There is a thing about the working world that puts you into a bubble. There is nothing bad about it (as long as it helps you pay the bills) but sometimes I find it scary. The closed eyed commitment to emails and to-do lists, training and workshops, it is like falling in love. More like ‘falling in work’. The routine is attractive. It pulls with high gravitational force. Maybe it is because there are protocols to follow and you know exactly what you are supposed to do. People have thought about it. People have worked on it for years. They have hand-over documents and millions of other documents that tell you how to solve a problem. And there are higher authorities above who have answers to your questions. Everything is not just on you. That is why it’s called an organization, a team, a unit.
I still find it scary because the bubble provides a distorted image of the reality. Or rather we construct our reality bubble and lock ourselves in it. According to an article:
When we do include everything that is not based on a direct observation of reality and experience of it, our perception becomes clouded with opinions, assumptions and various beliefs. By this process, we create our own reality bubble. We might be either entirely separated from other people, or we can share such bubbles with other individuals.
If that is the case, are we limiting our brain cells to perceive knowledge? What exactly is reality and what is our relationship with it? Are we totally unaware of it or do we choose to ignore it based on the reality we create? How important is it to ask these questions? How important is it to not ask at all?
I don’t have any answers. I am not even sure if I am asking the right questions or just fooling my mind, procrastinating until I dive into another financial aid essay and other hundred things on my list. But what I know is that the possibility of comfort makes me want to run away. It doesn’t mean I don’t want a comfortable sofa to sit, or a warm hand to hold. I am as materialistic as a human being can be. I am concerned about what happens when the bubble bursts. The possibility of reality tide drowning me in. What is the worst thing that can happen? I could either swim and adapt or construct another bubble to live in. I want to swim and adapt but that requires lots of shark attacks or falling into a whirlpool and possible case of hypothermia and madness. How am I going to survive all that?
Only once have I experienced the realms of a battered bubble.
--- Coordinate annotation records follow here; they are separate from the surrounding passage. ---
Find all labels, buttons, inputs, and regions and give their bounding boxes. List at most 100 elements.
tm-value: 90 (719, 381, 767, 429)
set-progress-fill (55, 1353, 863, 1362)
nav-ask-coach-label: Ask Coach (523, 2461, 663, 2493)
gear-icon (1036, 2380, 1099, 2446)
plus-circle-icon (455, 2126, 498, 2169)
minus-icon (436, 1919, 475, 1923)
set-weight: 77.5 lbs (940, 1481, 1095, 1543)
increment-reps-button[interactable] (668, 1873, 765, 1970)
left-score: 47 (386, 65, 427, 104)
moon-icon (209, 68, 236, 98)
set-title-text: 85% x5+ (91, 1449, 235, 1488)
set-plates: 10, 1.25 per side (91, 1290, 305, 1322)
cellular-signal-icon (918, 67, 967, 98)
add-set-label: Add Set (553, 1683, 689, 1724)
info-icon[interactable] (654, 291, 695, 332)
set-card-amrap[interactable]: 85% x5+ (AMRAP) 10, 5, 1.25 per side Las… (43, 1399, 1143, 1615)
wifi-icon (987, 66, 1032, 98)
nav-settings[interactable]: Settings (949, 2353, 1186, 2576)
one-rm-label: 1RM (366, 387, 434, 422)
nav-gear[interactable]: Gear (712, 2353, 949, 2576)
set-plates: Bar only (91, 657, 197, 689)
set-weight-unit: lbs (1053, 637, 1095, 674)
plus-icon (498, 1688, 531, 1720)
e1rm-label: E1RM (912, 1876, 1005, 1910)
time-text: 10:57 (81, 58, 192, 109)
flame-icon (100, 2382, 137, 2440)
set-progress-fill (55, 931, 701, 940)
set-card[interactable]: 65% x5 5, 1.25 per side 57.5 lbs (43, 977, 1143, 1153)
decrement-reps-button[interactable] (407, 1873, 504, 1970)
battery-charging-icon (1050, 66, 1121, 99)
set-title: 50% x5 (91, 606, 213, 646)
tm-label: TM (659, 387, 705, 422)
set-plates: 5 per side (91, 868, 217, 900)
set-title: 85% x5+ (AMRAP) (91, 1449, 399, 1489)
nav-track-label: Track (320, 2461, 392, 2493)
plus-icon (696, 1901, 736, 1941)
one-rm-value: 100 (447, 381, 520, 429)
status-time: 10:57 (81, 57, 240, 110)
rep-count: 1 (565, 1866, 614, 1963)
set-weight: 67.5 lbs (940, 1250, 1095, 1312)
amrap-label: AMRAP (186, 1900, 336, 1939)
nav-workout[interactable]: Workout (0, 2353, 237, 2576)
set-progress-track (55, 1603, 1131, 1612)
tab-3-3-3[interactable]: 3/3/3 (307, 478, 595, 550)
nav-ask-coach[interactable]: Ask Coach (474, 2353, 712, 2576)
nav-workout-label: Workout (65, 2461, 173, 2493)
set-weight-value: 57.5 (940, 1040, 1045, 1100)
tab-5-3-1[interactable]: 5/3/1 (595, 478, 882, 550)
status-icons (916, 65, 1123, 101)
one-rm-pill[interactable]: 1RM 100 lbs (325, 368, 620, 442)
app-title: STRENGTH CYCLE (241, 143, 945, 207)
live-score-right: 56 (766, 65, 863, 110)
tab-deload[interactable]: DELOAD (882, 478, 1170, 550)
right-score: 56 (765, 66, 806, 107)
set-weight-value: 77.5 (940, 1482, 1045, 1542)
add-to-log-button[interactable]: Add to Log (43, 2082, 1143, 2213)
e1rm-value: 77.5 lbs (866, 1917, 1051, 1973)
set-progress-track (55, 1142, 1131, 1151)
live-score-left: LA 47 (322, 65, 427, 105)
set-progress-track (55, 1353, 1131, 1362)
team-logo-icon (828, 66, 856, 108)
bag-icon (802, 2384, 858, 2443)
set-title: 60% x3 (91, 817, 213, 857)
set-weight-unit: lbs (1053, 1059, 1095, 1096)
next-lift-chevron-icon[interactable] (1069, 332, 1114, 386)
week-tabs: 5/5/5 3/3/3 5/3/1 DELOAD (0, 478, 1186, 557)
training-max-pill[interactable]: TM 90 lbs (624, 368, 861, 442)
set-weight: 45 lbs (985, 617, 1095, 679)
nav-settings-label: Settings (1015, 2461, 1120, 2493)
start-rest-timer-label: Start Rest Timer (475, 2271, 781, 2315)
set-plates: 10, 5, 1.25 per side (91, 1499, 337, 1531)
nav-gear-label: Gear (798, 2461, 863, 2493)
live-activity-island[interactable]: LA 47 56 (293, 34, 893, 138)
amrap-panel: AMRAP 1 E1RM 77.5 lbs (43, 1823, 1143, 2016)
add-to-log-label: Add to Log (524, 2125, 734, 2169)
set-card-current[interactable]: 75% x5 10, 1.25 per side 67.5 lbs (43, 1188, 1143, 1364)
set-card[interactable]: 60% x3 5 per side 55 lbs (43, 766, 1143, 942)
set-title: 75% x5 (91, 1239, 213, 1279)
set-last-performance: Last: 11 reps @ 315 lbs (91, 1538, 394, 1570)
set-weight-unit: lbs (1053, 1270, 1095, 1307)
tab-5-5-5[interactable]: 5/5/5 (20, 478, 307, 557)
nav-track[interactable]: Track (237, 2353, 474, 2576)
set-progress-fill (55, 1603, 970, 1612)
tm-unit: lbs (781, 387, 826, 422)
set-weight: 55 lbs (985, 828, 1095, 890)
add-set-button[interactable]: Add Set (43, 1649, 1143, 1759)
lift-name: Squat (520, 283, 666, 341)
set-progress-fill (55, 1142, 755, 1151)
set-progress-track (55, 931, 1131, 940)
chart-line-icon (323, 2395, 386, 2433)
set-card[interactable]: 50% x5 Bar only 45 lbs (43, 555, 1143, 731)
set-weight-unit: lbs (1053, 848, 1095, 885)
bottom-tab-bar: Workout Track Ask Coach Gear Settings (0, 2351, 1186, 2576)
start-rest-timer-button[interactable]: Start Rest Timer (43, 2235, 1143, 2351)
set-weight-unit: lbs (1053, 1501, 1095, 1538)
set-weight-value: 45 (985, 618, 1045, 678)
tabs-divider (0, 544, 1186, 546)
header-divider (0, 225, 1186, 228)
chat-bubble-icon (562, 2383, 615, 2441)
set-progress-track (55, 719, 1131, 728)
The mayhem of the soul and emotions that came with it for two weeks of extreme detachment when I came out of the village I lived in and teams I worked with. The reality slapped me hard in the face as soon as I reached Kathmandu. Heavy bags and heavy heart, I entered with my room with excitement of seeing my colored walls. It was only short lived because my reality was real no longer and what was real was that I was months behind in applications and I had to start from scratch. There was no way around it. And that reality did not match with anyone around me. Hence, I felt extremely lonely. I felt like I had failed. But was there a reason to feel like that? I was not doing anything wrong. I had an awesome experience. I worked hard. I achieved my goals. And still, the two weeks of swimming alone made me feel no less than a wounded soldier in the lost battle. All of that because I did not have anyone to share my reality with. I was searching for ‘homophily’. A similar bubble.
Now that I have come to realize it, I am in some sort of bubble again. What is different now, is that I am aware of what is beyond it. And I am trying my best to compile resources to face the reality once it is broken. Because the bubble will break. And if it doesn’t, I will be the one breaking it. There is no other way around it. I am not sure if this will make me stronger or push me into another vortex. I am not sure if anyone is.